Argument – a reason or set of reasons given with the aim of persuading others that an action or idea is right or wrong.
Remember, an argument uses reasons and evidence to persuade. Have you provided enough reasons and evidence to convince us that a) the problem is clear, and b) the proposed solution makes sense?
This is the first of many peer reviews. Keep these things in mind.
- Peer edit the same way you revise your own work.
- Be specific in identifying problems or opportunities.
- Offer suggestions for improvement.
- Praise what is genuinely good in the paper.
For the Proposal, make sure you:
- Define the problem
- Recognize an audience
- Create, explain, and justify a plan of action.
- Persuade readers of the problem and proposed solution.
Problem Solution Example
“The Danger of a Single Story” by Chimamanda Adichie.
To quote a CNN article on the Danger of a Single Story:
Nigerian author Chimamanda Adichie believes in the power of stories, and warns that hearing only one about a people or nation leads to ignorance. She says the truth is revealed by many tales.

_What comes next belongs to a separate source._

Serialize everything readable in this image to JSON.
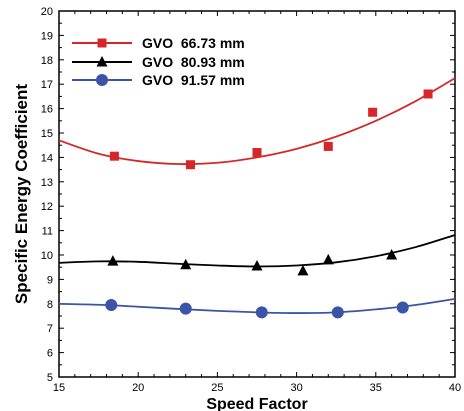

She illustrates this with a story about coming to the United States, as a middle-class daughter of a professor and an administrator, and meeting her college roommate. Adichie says that her roommate’s “default position toward me, as an African, was a kind of patronizing, well-meaning, pity. My roommate had a single story of Africa. A single story of catastrophe.”
Adichie also tells how growing up in Nigeria reading only American and English children’s books made her deaf to her authentic voice. As a child, she wrote about such things as blue-eyed white children eating apples, thinking brown skin and mangos had no place in literature. That changed as she discovered African writers, particularly the Nigerian Chinua Achebe.
This is a great quote that highlights some of the moves we need to do in our article. It summarizes her topic, problem she is addressing, and solution; including examples she uses.
Topic: Many people do not realize that they are getting only one story. A single story is incomplete and she says dangerous.
Problem: Having a single story about an issue or group of people leads to stereotypes and incomplete information.
Solution: To look for multiple stories of whatever issue or topic you are hearing. She recommends we get our news and stories from multiple perspectives.
Reasons and evidence: She gives examples from her personal life to highlight that she has a personal connection.
Background: She gives background information, citing quotes and examples that place her issue in a historical context. She also uses current examples to place the issue in a contemporary context.
What is your plan of action for revising your essay?